As the citizenship crisis rolls on, our Federal politicians need to elevate the debate beyond technical nuances and find a real solution.

A simple bipartisan agreement to amend the Electoral Act 1918, preventing spurious referrals, allowing for statutory declarations, and providing clear instructions on the appropriate interpretation of section 44 is entirely constitutional and requires no referendum to enact.

I propose two common-sense rules that the Federal Parliament should legislate.

First, if you were born in Australia and are an Australian citizen, the ancestry of your parents should never be grounds for disqualification.

Second, people who nominate to run for Parliament must sign a statutory declaration that they will not acknowledge or seek benefits from any dual citizenship. Elected members should be granted a six month grace period after election to check for and formally renounce any citizenship of their past countries of residence.

These rules are still more stringent than the rules for State & Territory Parliaments, who place no restrictions on dual citizenship at all.

But let’s take a step back.

Countries often make retrospective changes to their rules of citizenship. For example, since 1948 the UK has significantly altered citizenship entitlements no less than 15 times, often with specific time periods and exemptions. Many of those affected are not aware of the changes.

Our politicians should have been united in their recognition of the unworkability of our eligibility rules. They chose not to make a positive bipartisan statement about the diverse ancestry of our citizens. They failed to clearly state that Australians should not be searching through the ancestry of others to disqualify them from Federal Parliament.

Instead, every party sought to gain advantage for themselves. Our representatives and nominees were forced to trawl through the history of their parents and grandparents. Seven Senators and three MPs have resigned or been found ineligible by the High Court due to their citizenship, despite zero benefit to Australia’s governance or integrity.

This is not a new problem. Since at least 1980, there have been at least five attempts to hold a referendum to amend section 44. Our federal members and senators nearly unanimously recognise that its wording is archaic and unjust. As Senator Robert Ray put it in 2003, “of all those that have fallen foul of section 44, none was, in fact, guilty; it was always a technical breach. None was in a position in which they owed actual allegiance to another country; none was in a position where they could have been suborned on economic grounds—and that is absolutely clear.”

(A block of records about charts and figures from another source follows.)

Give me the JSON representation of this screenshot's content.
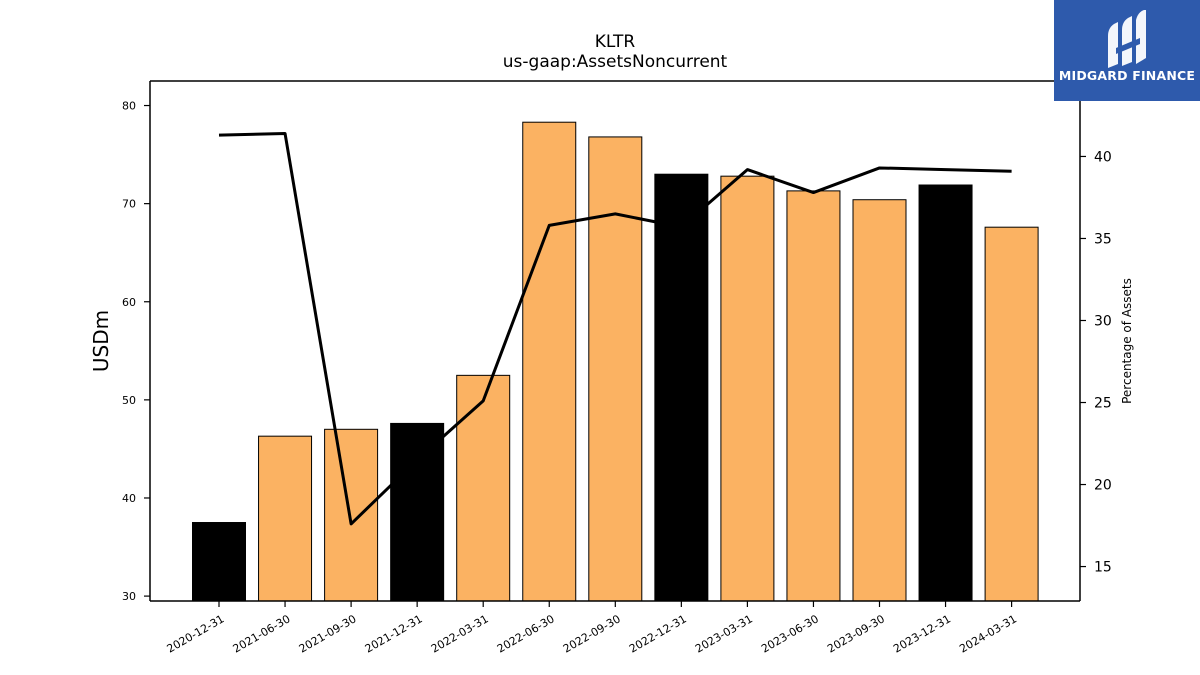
{
  "chart_data": {
    "type": "bar",
    "title": "KLTR",
    "subtitle": "us-gaap:AssetsNoncurrent",
    "ylabel": "USDm",
    "y2label": "Percentage of Assets",
    "ylim": [
      29.5,
      82.5
    ],
    "y2lim": [
      12.9,
      44.6
    ],
    "yticks": [
      30,
      40,
      50,
      60,
      70,
      80
    ],
    "y2ticks": [
      15,
      20,
      25,
      30,
      35,
      40
    ],
    "categories": [
      "2020-12-31",
      "2021-06-30",
      "2021-09-30",
      "2021-12-31",
      "2022-03-31",
      "2022-06-30",
      "2022-09-30",
      "2022-12-31",
      "2023-03-31",
      "2023-06-30",
      "2023-09-30",
      "2023-12-31",
      "2024-03-31"
    ],
    "series": [
      {
        "axis": "left",
        "kind": "bar",
        "values": [
          37.5,
          46.3,
          47.0,
          47.6,
          52.5,
          78.3,
          76.8,
          73.0,
          72.8,
          71.3,
          70.4,
          71.9,
          67.6
        ],
        "colors": [
          "#000000",
          "#fbb262",
          "#fbb262",
          "#000000",
          "#fbb262",
          "#fbb262",
          "#fbb262",
          "#000000",
          "#fbb262",
          "#fbb262",
          "#fbb262",
          "#000000",
          "#fbb262"
        ]
      },
      {
        "axis": "right",
        "kind": "line",
        "values": [
          41.3,
          41.4,
          17.6,
          21.5,
          25.1,
          35.8,
          36.5,
          35.7,
          39.2,
          37.8,
          39.3,
          39.2,
          39.1
        ],
        "color": "#000000"
      }
    ],
    "grid": false,
    "legend": "none"
  },
  "logo": {
    "text": "MIDGARD FINANCE",
    "background": "#2e5aac"
  }
}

Reluctance for a referendum stems partly from the fact that most Australians agree with the principle of loyalty to Australia that section 44 espouses. At the same time, most people agree that there was no breach in spirit by those forced to quit, as seen with the recent by-election results.

The problem is that the High Court has repeatedly applied a black-letter law approach to disqualification that defies common-sense interpretations.

It is plainly ridiculous to require Australian-born citizens to write to a country in a language they have never spoken, or for adoptees to seek out biological parents they have never met to avoid falling foul of this law. Yet that is the situation as it stands today. How can we have a fair go when people are literally being judged by who their parents were?

A referendum to fix this state of affairs would be ideal. Failing that, a viable legislative solution exists today. Section 47 of the Constitution allows the Parliament to set any means it likes to resolve disputed eligibility. There is no obligation for the High Court to be involved at all.

Our politicians can fix this mess. The bickering over section 44 of the Constitution for partisan advantage must stop. The system we have is manifestly inadequate. If things are left as they are now, the same scenario will continue to play out again and again in years to come.